提利昂看着她的眼睛:“这就是你求人的态度?”
“我说过了,我已经一无所有。”阿莎说道。
“你可以留在凯岩城,或者狭海对岸,任何你喜欢呆的地方。”提利昂说道,“我可以给你一笔钱,或者每年都给你一笔钱。你可以做一名佣兵,甚至在里斯,或者是石阶列岛当海盗。”
他说着看向戴佛斯,“萨拉多·桑恩应该会很乐意接纳这位女船长。”
戴佛斯没有说话。
“我是铁种,铁种绝不临阵脱逃。”阿莎说道,“即便你不帮我,我也会拼个鱼死网破。如果我死了,你的如意算盘将会空一半。不单单是能继承风暴地的托曼,还有你和席恩签署的,关于铁群岛并入西境的协议,攸伦不会同意这件事。”
提利昂想了想,点了点头:“我要先见到托曼。”
“不行。”阿莎回答,“搞定这一切,我会保证他的安全。”
“你连自己的安全都没办法保证。”提利昂站起身,“这是我最后的让步,把托曼先交到我的手中,我来保证他的安全。然后我会帮你对付攸伦·葛雷乔伊,并且救出艾德瑞克·风暴。”说着他看向戴佛斯爵士。
“我觉得这很合理。”洋葱骑士站起身,对着海怪之女嘀咕,“不然我们也没有更好的办法。阿莎,你不会损失什么”

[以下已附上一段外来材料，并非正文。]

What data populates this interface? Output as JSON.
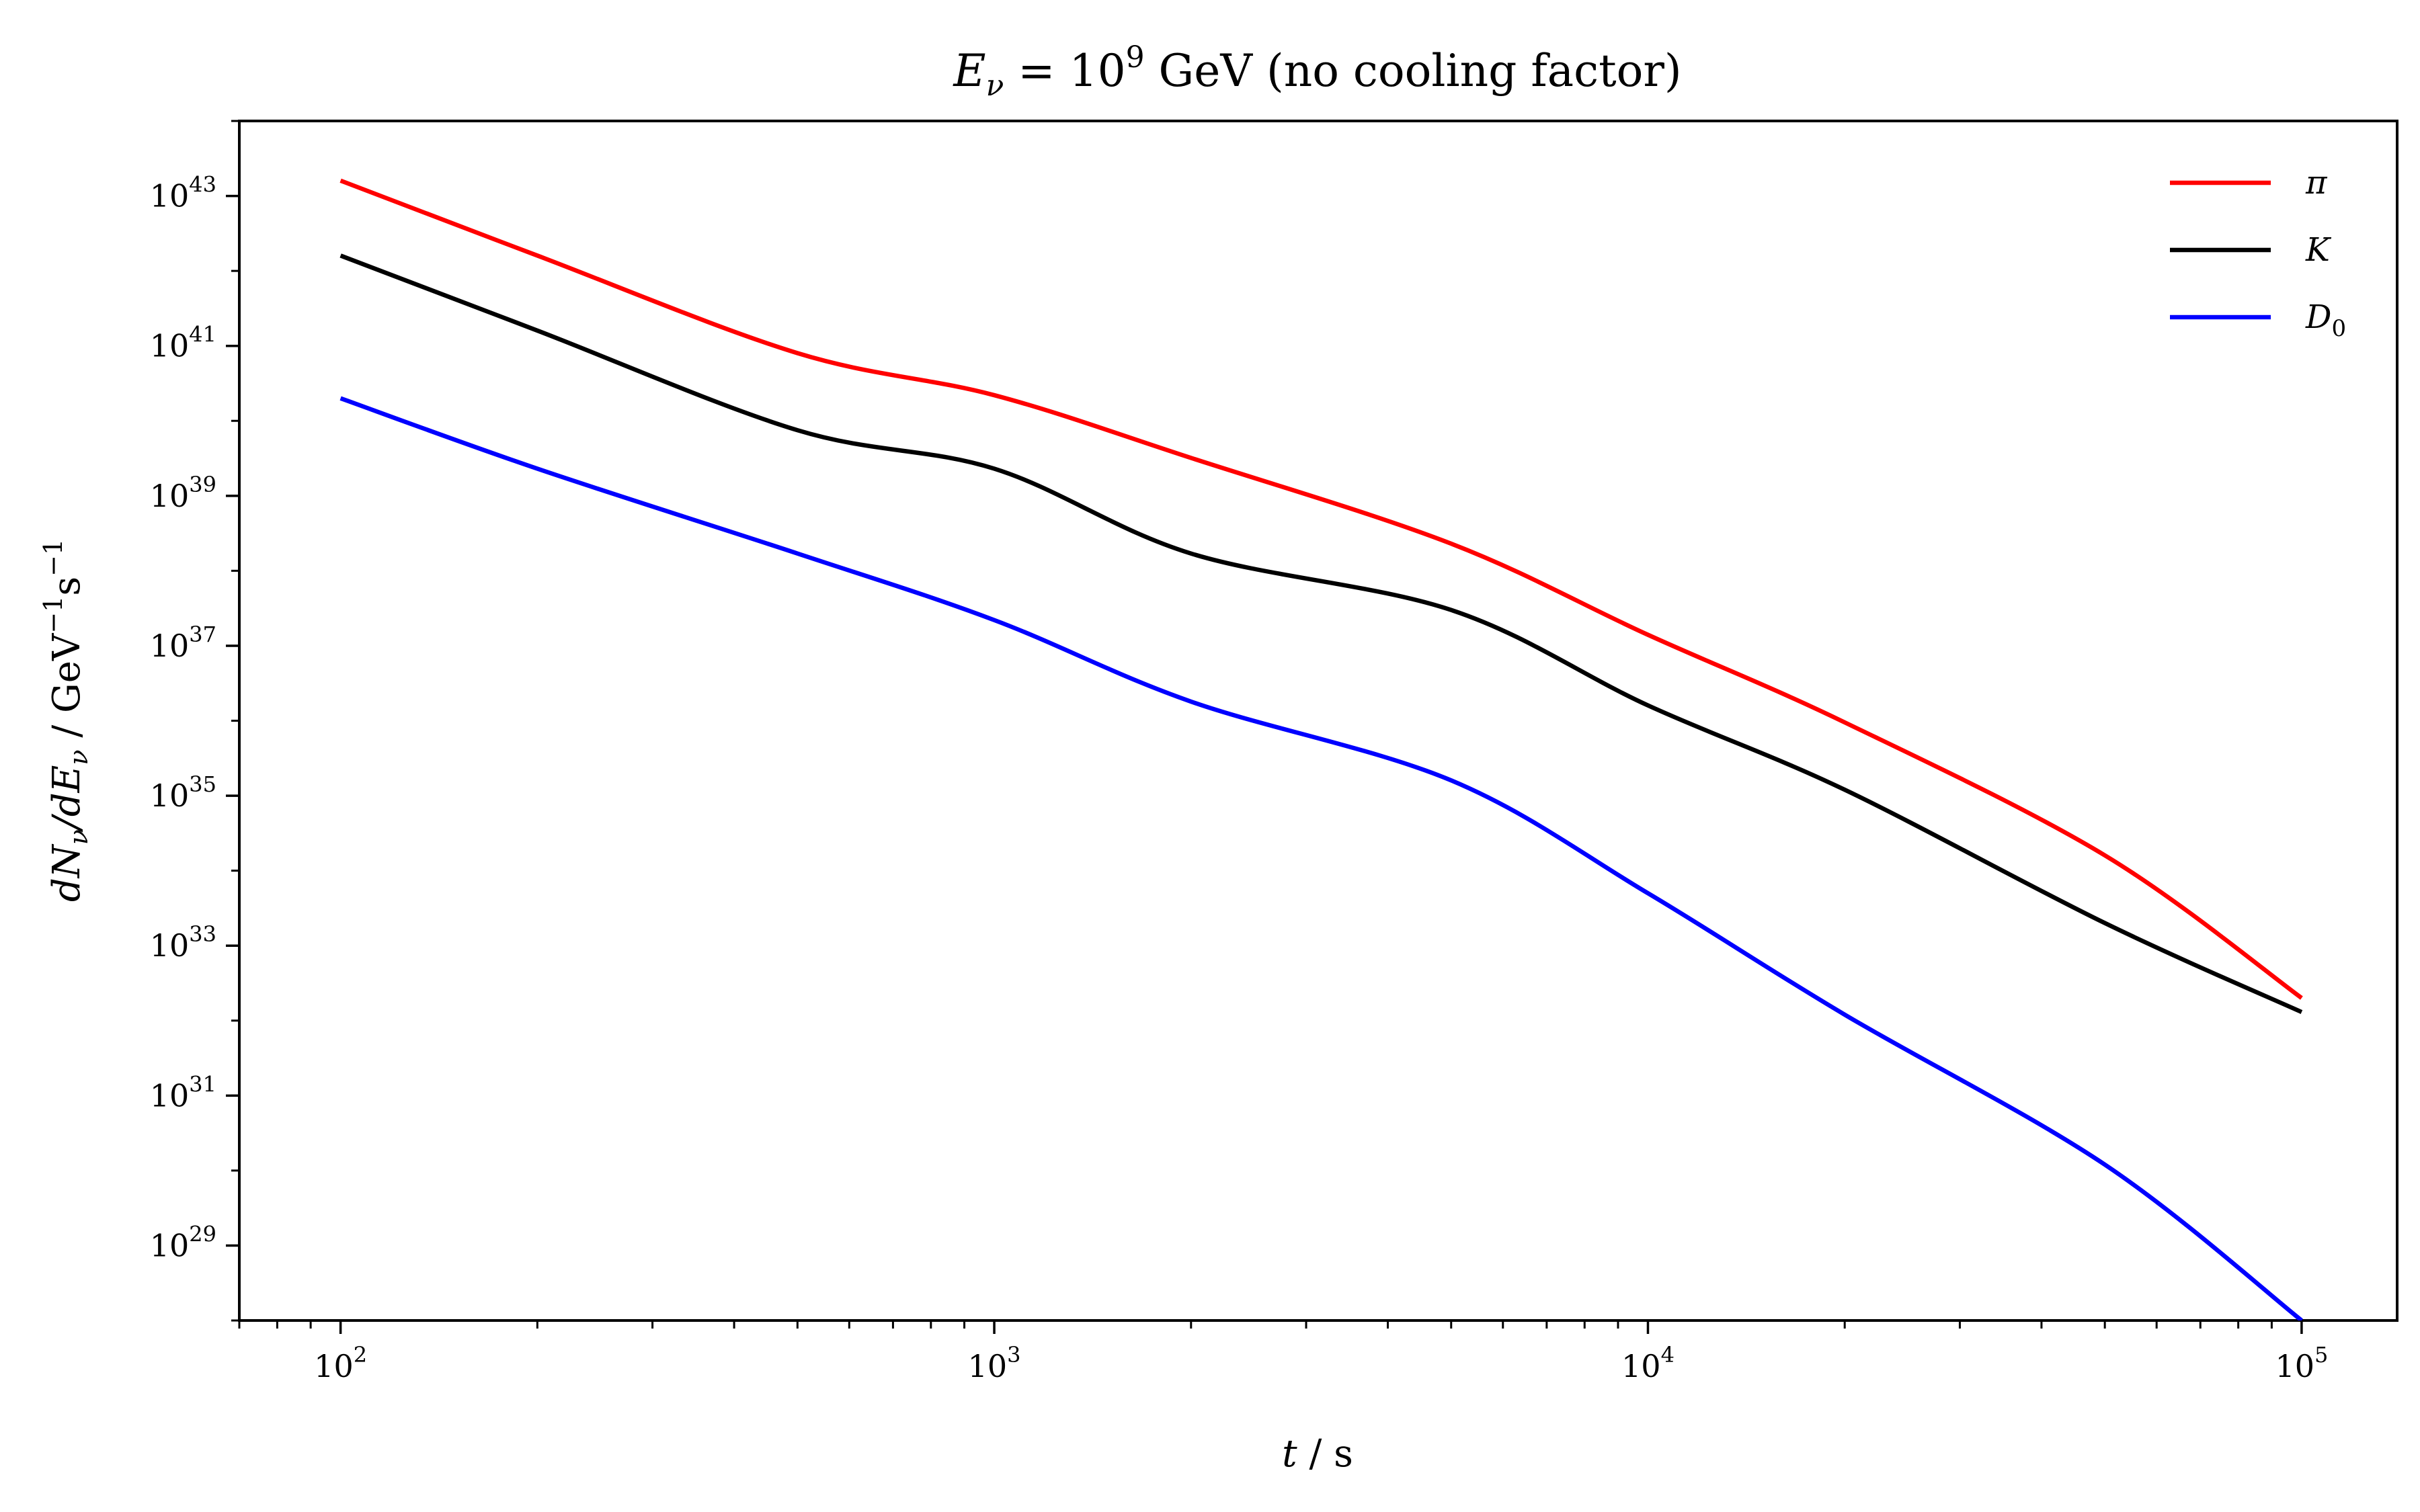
{
  "chart_data": {
    "type": "line",
    "title": "E_ν = 10^9 GeV (no cooling factor)",
    "title_parts": {
      "lhs": "E",
      "lhs_sub": "ν",
      "eq": " = 10",
      "exp": "9",
      "rest": " GeV (no cooling factor)"
    },
    "xlabel": "t / s",
    "xlabel_parts": {
      "var": "t",
      "rest": " / s"
    },
    "ylabel": "dN_ν/dE_ν / GeV^-1 s^-1",
    "ylabel_parts": {
      "num": "dN",
      "num_sub": "ν",
      "slash": "/",
      "den": "dE",
      "den_sub": "ν",
      "mid": " / GeV",
      "exp1": "−1",
      "s": "s",
      "exp2": "−1"
    },
    "xscale": "log",
    "yscale": "log",
    "xlim": [
      70,
      140000
    ],
    "ylim": [
      1e+28,
      1e+44
    ],
    "xticks": [
      {
        "value": 100,
        "base": "10",
        "exp": "2"
      },
      {
        "value": 1000,
        "base": "10",
        "exp": "3"
      },
      {
        "value": 10000,
        "base": "10",
        "exp": "4"
      },
      {
        "value": 100000,
        "base": "10",
        "exp": "5"
      }
    ],
    "yticks": [
      {
        "value": 1e+29,
        "base": "10",
        "exp": "29"
      },
      {
        "value": 1e+31,
        "base": "10",
        "exp": "31"
      },
      {
        "value": 1e+33,
        "base": "10",
        "exp": "33"
      },
      {
        "value": 1e+35,
        "base": "10",
        "exp": "35"
      },
      {
        "value": 1e+37,
        "base": "10",
        "exp": "37"
      },
      {
        "value": 1e+39,
        "base": "10",
        "exp": "39"
      },
      {
        "value": 1e+41,
        "base": "10",
        "exp": "41"
      },
      {
        "value": 1e+43,
        "base": "10",
        "exp": "43"
      }
    ],
    "grid": false,
    "legend": {
      "position": "top-right"
    },
    "series": [
      {
        "name": "π",
        "label": {
          "main": "π",
          "sub": ""
        },
        "color": "#ff0000",
        "x": [
          100,
          200,
          500,
          1000,
          2000,
          5000,
          10000,
          20000,
          50000,
          100000
        ],
        "y": [
          1.6e+43,
          1.6e+42,
          8e+40,
          2.2e+40,
          3.2e+39,
          2.3e+38,
          1.4e+37,
          9.5e+35,
          1.6e+34,
          2e+32
        ]
      },
      {
        "name": "K",
        "label": {
          "main": "K",
          "sub": ""
        },
        "color": "#000000",
        "x": [
          100,
          200,
          500,
          1000,
          2000,
          5000,
          10000,
          20000,
          50000,
          100000
        ],
        "y": [
          1.6e+42,
          1.6e+41,
          7.5e+39,
          2.3e+39,
          1.7e+38,
          3e+37,
          1.6e+36,
          1.2e+35,
          2e+33,
          1.3e+32
        ]
      },
      {
        "name": "D_0",
        "label": {
          "main": "D",
          "sub": "0"
        },
        "color": "#0000ff",
        "x": [
          100,
          200,
          500,
          1000,
          2000,
          5000,
          10000,
          20000,
          50000,
          100000
        ],
        "y": [
          2e+40,
          2.3e+39,
          1.7e+38,
          2.2e+37,
          1.8e+36,
          1.6e+35,
          5e+33,
          1.2e+32,
          1.2e+30,
          1e+28
        ]
      }
    ]
  }
}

阿莎犹豫了一会,最后点了点头:“我会把他带来见你。”
“很好。”提利昂拍了拍手,“看来会谈可以到此结束了,戴佛斯爵士,阿莎小姐,我建议你们先不要到城堡里,也不要被别人看见,总而言之不要太惹眼就是了。尤其是你。”
提利昂冲着阿莎扬了扬下巴:“让戴佛斯爵士送托曼到城堡。”
“他比我更引人注目。”阿莎说。
“但是戴佛斯爵士是个好人,他熟悉龙石岛的城堡,熟悉这里的人,不论是渔民、卫兵、还是仆人。”提利昂说,“他比你更适合在龙石岛行走。”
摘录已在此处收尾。